Mumbai: Living up to the hopes and fervent wishes of a billion people, Mahendra Singh Dhoni’s Team India lifted the 2011 World Cup of Cricket by beating Sri Lanka by six wickets at the Wankhede Stadium here on Saturday.
It was a dream that has taken 28 long, occasionally tortured years in fructifying, but when it turned into reality, Dhoni’s India stood on top of the peak, unchallenged and proud as the champions of the world.
Replying to Sri Lanka’s challenging 274 for six, India scored 277 for four, registering a commanding triumph with 10 deliveries to spare. Fittingly, it was captain Dhoni, the Man of the Match with 91 not out, who hit the winning run with a rousing six over long-on.
In a fantastic final that lived up to its billing and produced a contest worthy of the occasion, India breezed past a spirited Sri Lanka in front of more than 32,000 delighted fans. The audience included the Presidents of India and Sri Lanka was treated to a wonderful exhibition of batsmanship from India’s formidable line-up in which Captain Courageous stood out for his sense of occasion.
The crowd didn’t get to see a coveted 100th international century from its favourite son, Sachin Tendulkar, but the disappointment at his cheap dismissal quickly gave way to unbridled joy at a team victory that brought the World Cup back to India for the first time since Kapil Dev’s team had shown the way in 1983.
Mahela Jayawardene’s classy 14th hundred appeared set to extend the jinx of home teams in the World Cup as Sri Lanka made the most of batting first, posting a more than competitive 274 for six. The pressure of a Cup final, and having to bat second, made that total look a lot more, but despite losing Virender Sehwag and Sachin Tendulkar early, India found their heroes in Dhoni and Gautam Gambhir, who emphasised the depth of Indian batting.
For a nation starved of epochal victories in team sport, this triumph will forever remain special.
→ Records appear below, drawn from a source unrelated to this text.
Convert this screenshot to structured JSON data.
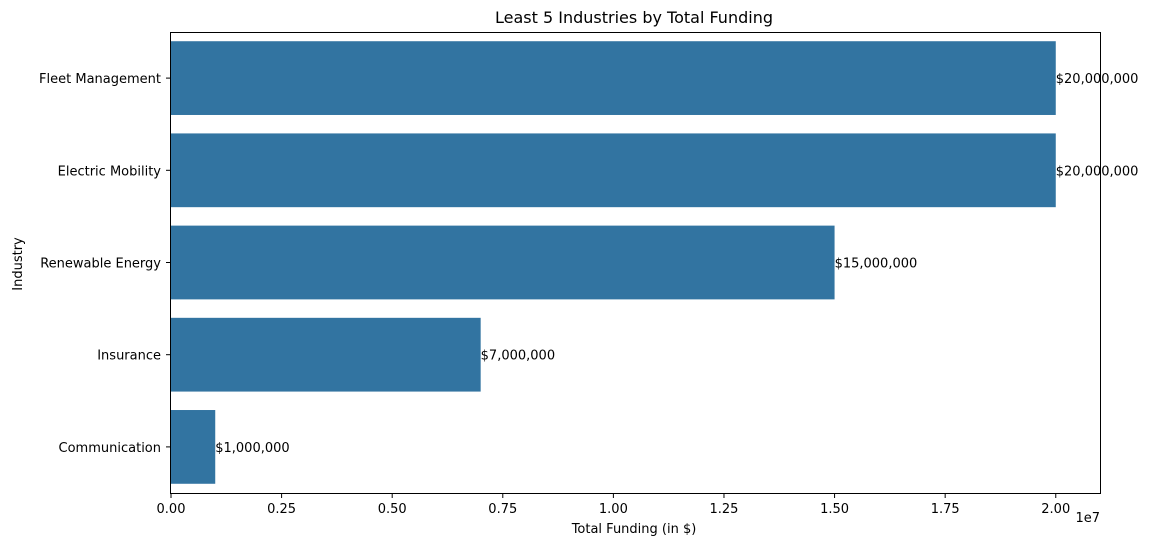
{
  "chart_data": {
    "type": "bar",
    "orientation": "horizontal",
    "title": "Least 5 Industries by Total Funding",
    "xlabel": "Total Funding (in $)",
    "ylabel": "Industry",
    "x_offset_label": "1e7",
    "categories": [
      "Fleet Management",
      "Electric Mobility",
      "Renewable Energy",
      "Insurance",
      "Communication"
    ],
    "values": [
      20000000,
      20000000,
      15000000,
      7000000,
      1000000
    ],
    "data_labels": [
      "$20,000,000",
      "$20,000,000",
      "$15,000,000",
      "$7,000,000",
      "$1,000,000"
    ],
    "xticks": [
      0,
      2500000,
      5000000,
      7500000,
      10000000,
      12500000,
      15000000,
      17500000,
      20000000
    ],
    "xtick_labels": [
      "0.00",
      "0.25",
      "0.50",
      "0.75",
      "1.00",
      "1.25",
      "1.50",
      "1.75",
      "2.00"
    ],
    "xlim": [
      0,
      21000000
    ],
    "grid": false,
    "bar_color": "#3274a1"
  }
}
The team had captured the imagination of the country with its exploits in the quarterfinal and the semifinal. In the final, they showed the same single-mindedness of purpose that has taken them to the top of the Test standings, and even when they were pushed to a corner on a couple of occasions, they bounced back in spectacular fashion.
Dhoni was the Man of the Match and the irrepressible Yuvraj Singh the Player of the Tournament, but this was a triumph for Team India, committed, driven and desperate. That desperation showed in their remarkably high fielding standards at the beginning of the afternoon, and in the calculated, clinical run-chase under lights masterminded by the fire of Gambhir and the ice-cool of Dhoni.
“I couldn’t have asked for anything more than this,” said Tendulkar, in his sixth and most certainly last World Cup. “Winning the World Cup is the proudest moment of my life. The team stuck together in the rough phases and proved people who doubted our ability wrong. The self-belief has always been there but in the last two years, we have been very consistent. It’s been great honour to be part of this team.”
Tendulkar was the force that kept pushing the team towards the summit. Virat Kohli, one year old when Tendulkar made his international debut, was one of those who carried the great man on his shoulders on a victory lap around the ground, and aptly summed up the mood of the team. “He has carried Indian cricket on his shoulders for 20 years, the least we could do is carry him around the ground,” said the young man who led India to the under-19 World Cup title in 2008.
The fireworks on the field gave way to fireworks of the genuine kind as the clock ticked over to 11.30 pm. Dhoni received the cup from Sharad Pawar, the president of the International Cricket Council, formalising India’s status as the World Cup champions. Kapil Dev and his team are no longer alone!